CAIRO – In a victory for diversity in Australia, channel 10 Waleed Aly has won the TV Week Gold Logie for most popular personality on Australian television, dedicating the award to people “with unpronounceable names like Waleed”.
“Do not adjust your sets … there’s nothing wrong with the picture,” the newcomer to television told the audience at the Palladium Ballroom, Crown Towers, in Melbourne, The Guardian reported.
“I’m sure there’s an Instagram filter you can use to return things to normal.”
Aly, who joined the Channel 10 panel show last year and immediately made his mark with hard-hitting editorials about asylum seekers and terrorism, said the award mattered because people with names like Mustafa and Dimitri had struggled to find jobs in an industry dominated by white faces.
Addressed the controversy surrounding the diverse nominees, Ali dedicated his acceptance speech to a TV personality named Mustafa who feared using his real name because he ‘wouldn’t get a job’.
He said his win mattered to people like Mustafa and thanked people from different backgrounds for their support.
“I really just want to say one thing and it’s that I am incredibly humbled that you would even think to invest in me that way,” Aly said.
The former academic turned radio broadcaster and popular writer was also awarded the Silver Logie for Best Presenter.
He praised his Project co-host Carrie Bickmore who won last year, SBS News veteran Lee Lin Chin, ABC actor Essie Davis, game show host Grant Denyer and The Block host Scott Cam.
“Each nominee brilliantly distills some separate piece of Australia and I think it’s an amazing thing that that can be assembled on this night in this way,” Aly said.
“If you step back and look at those pieces assembled, it is a truly spectacular mosaic.”

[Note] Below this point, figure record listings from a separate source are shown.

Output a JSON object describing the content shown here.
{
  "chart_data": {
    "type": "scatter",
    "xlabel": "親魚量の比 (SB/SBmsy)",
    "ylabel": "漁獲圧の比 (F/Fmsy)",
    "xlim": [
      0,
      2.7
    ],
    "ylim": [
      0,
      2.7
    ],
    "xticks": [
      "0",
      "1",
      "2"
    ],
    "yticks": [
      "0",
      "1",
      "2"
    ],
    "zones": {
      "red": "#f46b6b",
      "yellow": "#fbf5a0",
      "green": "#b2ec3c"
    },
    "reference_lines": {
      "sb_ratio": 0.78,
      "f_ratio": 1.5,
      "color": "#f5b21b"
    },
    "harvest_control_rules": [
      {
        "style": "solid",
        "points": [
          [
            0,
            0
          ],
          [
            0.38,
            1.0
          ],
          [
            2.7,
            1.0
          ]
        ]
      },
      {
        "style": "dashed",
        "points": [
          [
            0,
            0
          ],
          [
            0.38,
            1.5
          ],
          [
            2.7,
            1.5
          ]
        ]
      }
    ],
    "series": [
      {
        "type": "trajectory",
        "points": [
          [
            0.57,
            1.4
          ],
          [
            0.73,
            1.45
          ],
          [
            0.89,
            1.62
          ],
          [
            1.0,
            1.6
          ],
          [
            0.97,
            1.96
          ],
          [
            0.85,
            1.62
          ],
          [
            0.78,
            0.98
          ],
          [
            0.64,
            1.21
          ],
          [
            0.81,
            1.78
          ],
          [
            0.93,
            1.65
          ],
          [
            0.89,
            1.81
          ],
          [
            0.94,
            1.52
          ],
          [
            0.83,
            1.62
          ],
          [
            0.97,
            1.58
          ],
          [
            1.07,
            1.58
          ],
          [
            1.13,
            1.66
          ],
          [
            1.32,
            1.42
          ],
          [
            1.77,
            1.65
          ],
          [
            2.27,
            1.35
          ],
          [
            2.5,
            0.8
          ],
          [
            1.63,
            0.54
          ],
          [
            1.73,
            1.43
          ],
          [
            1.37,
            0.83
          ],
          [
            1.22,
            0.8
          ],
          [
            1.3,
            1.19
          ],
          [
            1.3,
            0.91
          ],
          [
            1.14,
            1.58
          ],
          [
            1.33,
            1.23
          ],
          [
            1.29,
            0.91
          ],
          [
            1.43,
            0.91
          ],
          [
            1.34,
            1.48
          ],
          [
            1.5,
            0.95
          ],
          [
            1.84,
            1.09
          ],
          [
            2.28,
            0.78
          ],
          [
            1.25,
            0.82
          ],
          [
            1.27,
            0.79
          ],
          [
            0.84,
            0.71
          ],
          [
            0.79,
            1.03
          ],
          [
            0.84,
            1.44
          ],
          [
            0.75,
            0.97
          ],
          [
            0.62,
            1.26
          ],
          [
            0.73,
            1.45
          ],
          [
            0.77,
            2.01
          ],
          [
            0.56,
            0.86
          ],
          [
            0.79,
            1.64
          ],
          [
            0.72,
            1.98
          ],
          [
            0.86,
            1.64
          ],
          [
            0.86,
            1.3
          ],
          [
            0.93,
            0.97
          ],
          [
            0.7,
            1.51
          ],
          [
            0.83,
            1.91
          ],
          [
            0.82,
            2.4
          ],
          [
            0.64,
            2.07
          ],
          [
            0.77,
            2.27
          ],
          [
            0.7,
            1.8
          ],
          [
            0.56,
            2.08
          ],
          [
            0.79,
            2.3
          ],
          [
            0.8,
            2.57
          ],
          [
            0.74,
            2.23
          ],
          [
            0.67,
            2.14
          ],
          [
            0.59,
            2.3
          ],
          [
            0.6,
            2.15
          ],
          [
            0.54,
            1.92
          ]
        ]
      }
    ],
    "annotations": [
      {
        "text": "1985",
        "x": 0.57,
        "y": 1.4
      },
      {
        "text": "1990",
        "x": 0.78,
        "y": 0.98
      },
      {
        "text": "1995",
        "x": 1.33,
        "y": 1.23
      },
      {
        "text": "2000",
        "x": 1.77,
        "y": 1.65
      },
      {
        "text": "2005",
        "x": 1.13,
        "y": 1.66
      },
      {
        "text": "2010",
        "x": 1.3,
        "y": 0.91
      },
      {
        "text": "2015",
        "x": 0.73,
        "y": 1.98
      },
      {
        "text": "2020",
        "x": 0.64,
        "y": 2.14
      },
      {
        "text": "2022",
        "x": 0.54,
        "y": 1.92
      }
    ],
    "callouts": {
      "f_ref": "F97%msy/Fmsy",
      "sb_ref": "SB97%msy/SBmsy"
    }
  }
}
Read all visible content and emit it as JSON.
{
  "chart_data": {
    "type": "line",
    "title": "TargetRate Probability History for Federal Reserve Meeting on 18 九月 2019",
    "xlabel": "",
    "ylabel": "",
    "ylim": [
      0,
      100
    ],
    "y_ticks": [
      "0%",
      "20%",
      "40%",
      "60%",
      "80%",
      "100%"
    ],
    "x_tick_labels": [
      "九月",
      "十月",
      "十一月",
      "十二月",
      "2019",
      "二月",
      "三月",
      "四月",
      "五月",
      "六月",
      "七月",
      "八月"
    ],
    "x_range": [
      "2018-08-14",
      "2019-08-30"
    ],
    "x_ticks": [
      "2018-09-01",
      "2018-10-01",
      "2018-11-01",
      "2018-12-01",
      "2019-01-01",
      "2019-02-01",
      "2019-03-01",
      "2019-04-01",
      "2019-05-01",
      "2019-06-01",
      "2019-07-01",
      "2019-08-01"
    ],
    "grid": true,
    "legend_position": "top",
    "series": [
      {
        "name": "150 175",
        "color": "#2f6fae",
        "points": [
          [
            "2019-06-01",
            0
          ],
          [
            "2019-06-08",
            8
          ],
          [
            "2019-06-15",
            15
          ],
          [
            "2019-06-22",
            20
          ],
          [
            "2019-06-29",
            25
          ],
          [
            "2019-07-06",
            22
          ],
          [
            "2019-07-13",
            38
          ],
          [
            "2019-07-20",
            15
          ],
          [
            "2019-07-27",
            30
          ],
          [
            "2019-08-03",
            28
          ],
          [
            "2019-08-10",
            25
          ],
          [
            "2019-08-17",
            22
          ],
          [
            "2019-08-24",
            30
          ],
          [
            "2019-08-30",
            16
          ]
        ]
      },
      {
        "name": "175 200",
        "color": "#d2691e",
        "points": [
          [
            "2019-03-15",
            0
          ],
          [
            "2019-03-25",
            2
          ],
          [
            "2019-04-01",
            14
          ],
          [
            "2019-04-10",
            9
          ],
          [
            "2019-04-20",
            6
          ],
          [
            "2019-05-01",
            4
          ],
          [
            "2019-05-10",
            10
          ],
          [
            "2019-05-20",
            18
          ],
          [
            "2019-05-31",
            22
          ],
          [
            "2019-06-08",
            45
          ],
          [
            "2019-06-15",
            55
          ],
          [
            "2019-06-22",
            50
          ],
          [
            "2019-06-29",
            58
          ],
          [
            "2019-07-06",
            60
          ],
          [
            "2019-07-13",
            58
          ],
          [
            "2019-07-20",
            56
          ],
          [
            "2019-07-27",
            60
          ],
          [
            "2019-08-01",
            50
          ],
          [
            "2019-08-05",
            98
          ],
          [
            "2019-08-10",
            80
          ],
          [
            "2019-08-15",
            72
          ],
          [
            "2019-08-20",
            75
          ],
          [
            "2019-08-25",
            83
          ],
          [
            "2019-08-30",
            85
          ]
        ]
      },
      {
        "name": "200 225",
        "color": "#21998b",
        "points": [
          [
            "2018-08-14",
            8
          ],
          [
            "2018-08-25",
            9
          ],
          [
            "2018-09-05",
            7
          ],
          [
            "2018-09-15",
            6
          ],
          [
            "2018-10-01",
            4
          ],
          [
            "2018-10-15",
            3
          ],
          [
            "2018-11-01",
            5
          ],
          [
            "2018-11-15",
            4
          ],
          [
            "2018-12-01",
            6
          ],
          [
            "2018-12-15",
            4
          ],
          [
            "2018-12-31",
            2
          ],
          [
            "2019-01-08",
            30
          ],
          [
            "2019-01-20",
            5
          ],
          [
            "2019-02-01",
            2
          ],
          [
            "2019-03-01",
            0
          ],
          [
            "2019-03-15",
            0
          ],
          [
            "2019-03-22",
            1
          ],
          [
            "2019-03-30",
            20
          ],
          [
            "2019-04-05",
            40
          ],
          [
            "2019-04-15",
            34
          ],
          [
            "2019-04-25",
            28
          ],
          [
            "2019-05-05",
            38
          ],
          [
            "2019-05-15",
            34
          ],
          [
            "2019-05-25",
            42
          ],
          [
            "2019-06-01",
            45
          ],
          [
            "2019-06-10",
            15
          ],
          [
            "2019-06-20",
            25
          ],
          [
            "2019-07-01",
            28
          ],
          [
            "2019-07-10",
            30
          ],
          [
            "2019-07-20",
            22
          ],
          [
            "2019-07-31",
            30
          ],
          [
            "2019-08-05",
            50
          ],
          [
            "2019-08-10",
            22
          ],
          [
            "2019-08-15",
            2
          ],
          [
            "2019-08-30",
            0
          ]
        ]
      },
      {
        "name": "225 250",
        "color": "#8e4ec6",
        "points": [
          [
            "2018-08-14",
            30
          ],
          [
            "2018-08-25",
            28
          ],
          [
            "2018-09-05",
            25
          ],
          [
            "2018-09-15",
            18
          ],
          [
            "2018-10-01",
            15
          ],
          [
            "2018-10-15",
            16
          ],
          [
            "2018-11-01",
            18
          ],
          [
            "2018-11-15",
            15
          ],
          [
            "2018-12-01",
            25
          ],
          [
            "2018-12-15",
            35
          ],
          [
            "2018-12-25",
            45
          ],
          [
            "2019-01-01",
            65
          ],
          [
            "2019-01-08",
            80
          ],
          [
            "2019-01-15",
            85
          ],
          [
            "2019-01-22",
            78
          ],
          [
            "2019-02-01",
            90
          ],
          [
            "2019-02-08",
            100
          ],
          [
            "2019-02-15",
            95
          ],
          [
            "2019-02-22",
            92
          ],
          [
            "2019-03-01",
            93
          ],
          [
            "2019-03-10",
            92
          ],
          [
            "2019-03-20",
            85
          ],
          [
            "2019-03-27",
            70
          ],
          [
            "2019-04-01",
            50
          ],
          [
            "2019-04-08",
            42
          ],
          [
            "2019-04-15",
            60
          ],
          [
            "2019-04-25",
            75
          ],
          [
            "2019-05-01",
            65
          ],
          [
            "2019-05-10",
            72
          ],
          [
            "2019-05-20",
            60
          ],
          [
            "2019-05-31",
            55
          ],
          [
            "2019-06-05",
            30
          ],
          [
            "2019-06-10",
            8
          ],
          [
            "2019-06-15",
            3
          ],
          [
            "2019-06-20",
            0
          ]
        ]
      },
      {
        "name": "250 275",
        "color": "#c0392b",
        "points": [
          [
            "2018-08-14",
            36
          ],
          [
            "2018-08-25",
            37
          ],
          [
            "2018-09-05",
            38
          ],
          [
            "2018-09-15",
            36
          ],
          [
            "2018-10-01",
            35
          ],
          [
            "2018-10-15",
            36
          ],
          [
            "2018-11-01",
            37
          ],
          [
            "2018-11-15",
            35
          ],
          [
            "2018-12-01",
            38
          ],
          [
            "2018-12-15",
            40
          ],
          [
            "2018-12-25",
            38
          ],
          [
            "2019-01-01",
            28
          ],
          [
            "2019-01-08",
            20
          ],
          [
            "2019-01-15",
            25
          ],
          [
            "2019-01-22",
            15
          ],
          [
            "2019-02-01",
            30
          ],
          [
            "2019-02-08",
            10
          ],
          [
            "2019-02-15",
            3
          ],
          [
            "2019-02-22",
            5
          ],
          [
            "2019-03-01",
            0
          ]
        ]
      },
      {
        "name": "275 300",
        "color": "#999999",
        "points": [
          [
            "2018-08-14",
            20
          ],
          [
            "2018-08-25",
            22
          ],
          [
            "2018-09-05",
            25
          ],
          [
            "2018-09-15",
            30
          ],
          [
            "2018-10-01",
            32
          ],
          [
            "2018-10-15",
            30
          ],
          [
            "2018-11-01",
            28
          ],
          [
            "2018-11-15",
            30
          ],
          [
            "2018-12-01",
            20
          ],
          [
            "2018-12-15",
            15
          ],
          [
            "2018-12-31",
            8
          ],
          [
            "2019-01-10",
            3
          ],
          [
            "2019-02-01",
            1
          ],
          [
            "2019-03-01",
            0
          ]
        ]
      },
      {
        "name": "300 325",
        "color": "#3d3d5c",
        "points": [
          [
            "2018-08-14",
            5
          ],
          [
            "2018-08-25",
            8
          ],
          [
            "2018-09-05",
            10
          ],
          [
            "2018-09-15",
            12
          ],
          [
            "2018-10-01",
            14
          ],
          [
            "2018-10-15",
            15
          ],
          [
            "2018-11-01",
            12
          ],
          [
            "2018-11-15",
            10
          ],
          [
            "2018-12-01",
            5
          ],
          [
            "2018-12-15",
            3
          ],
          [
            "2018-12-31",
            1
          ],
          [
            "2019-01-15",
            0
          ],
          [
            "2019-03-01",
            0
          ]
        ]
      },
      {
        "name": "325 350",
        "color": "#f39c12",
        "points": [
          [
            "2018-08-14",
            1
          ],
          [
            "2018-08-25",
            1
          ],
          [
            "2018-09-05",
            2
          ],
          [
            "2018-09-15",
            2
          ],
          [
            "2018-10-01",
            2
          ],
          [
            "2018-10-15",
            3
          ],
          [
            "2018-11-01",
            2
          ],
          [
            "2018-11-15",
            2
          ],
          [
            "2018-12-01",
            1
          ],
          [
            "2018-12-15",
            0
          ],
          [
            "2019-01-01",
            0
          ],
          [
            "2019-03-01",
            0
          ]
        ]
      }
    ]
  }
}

Aly’s nomination, however, prompted News Corp publications to run a bizarre column titled “Six reasons why Waleed Aly should not win Gold”.
The post seemed to cement his popularity.
“There is a statement being made by the audience when that happens, and that’s incredibly flattering,” he said. “Because I never honestly thought of myself as really ever being in the conversation.
“It’s a real surprise, because I’ve always kind of assumed Logies were for other people.
“It’s an extraordinary sense of validation that you get. Because when you walk into a job like this, there is so much scope for doing badly and there is so much scope for being rejected by an audience that has grown attached to what the show was before you got there.”